愛を表現すること ….. 私たちは愛を感じていたとしても、なかなかそれを表現しません。恥ずかしかったり、そのための時間を取らなかったり。日本人は特にその傾向にあるでしょう。だからこそ愛を感じたら、それをちゃんと言葉にしてみる、体で表現してみる。意識的にそれをすることで、慈しみの心が自然に育っていくことにつながっていきます。これは私も特に意識してやっていることです。
ほかにもどんなことをしたら、私たちがすでに持っている慈しみの心をもっと育てていくことにつながっていくでしょうか?
慈しみの瞑想 (メッタ瞑想)
瞑想は平穏で開かれた心を育てるのに大きな成果をもたらしますが、その中でもメッタ瞑想 (loving-kindess meditation) は、特に愛と思いやりの気持ちを育む瞑想として、仏教において代表的な瞑想法です。
私が幸せでありますように
私の愛する人が幸せでありますように
私の苦手な人が幸せでありますように
生きとし生けるすべてものが幸せでありますように
と、対象を変えて思い浮かべながら、心の中で自分にあったマントラ(呪文)を繰り返して唱えると言うもの。

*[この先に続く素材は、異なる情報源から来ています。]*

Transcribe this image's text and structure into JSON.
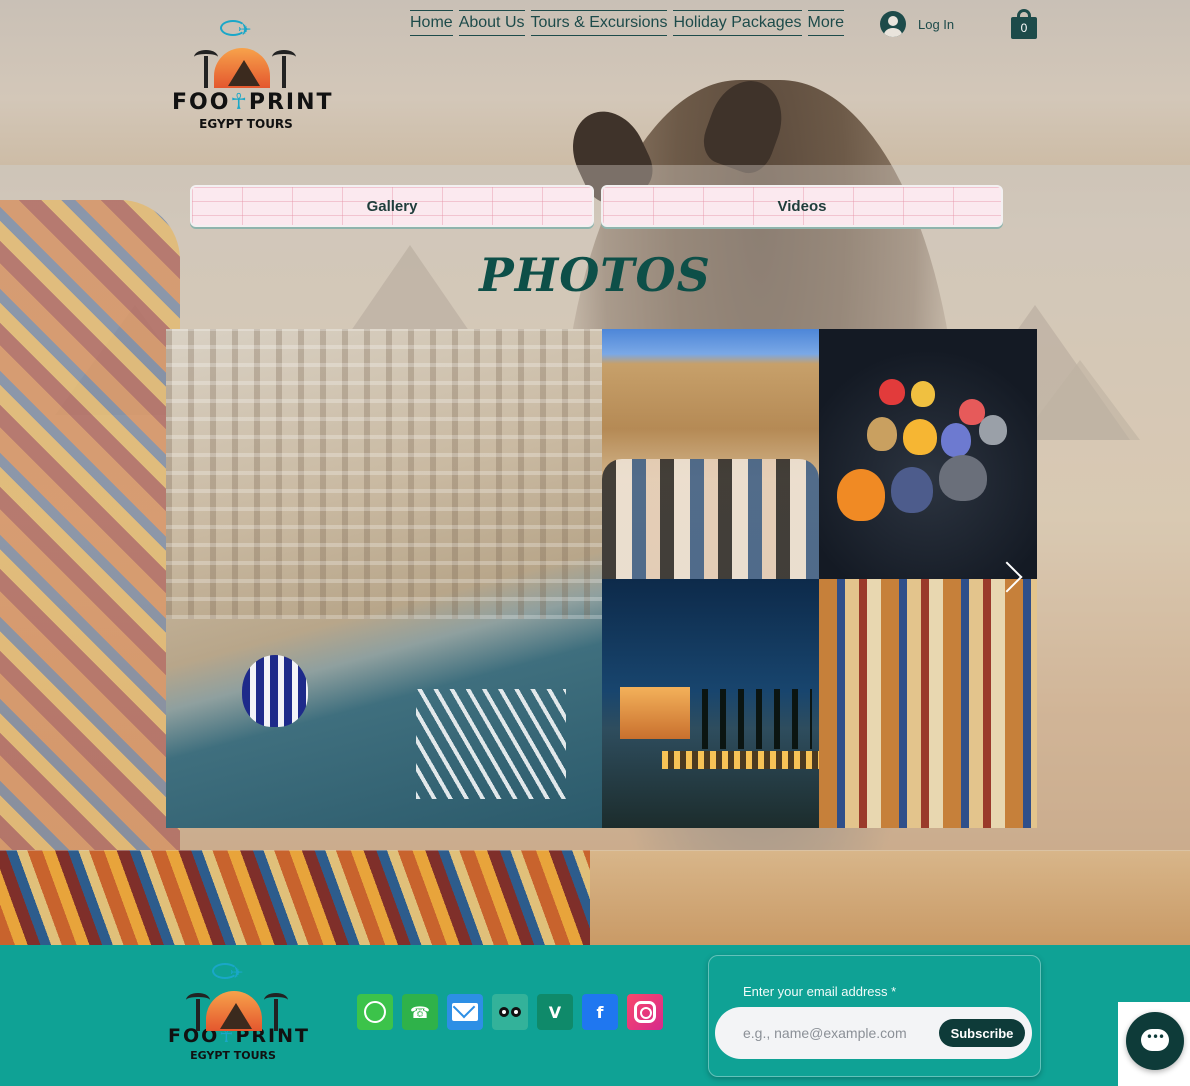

とてもシンプルだけれど心に慈愛があふれるような効果があり、私も大好きな瞑想法です。
こちらのYoutubeビデオもご参考になさってみて下さい。
今回は、「愛を深める4つのレッスン:1 慈しみ」と言うことで、まとめてみました。こんな感じで2、3、4と続けてみます。普段はあまり考えないことかもしれないけれど、みなさんのすでに持っている愛の心を育てるお役に立てたら嬉しいです。コメントもぜひ!
わたしも母と共にした思い出のある、お気に入りの瞑想です。
わかりやすく、まとめてシェアしてくださって
ありがとうございます。
あたたかく柔らかなぬくもりに包まれるような感覚です。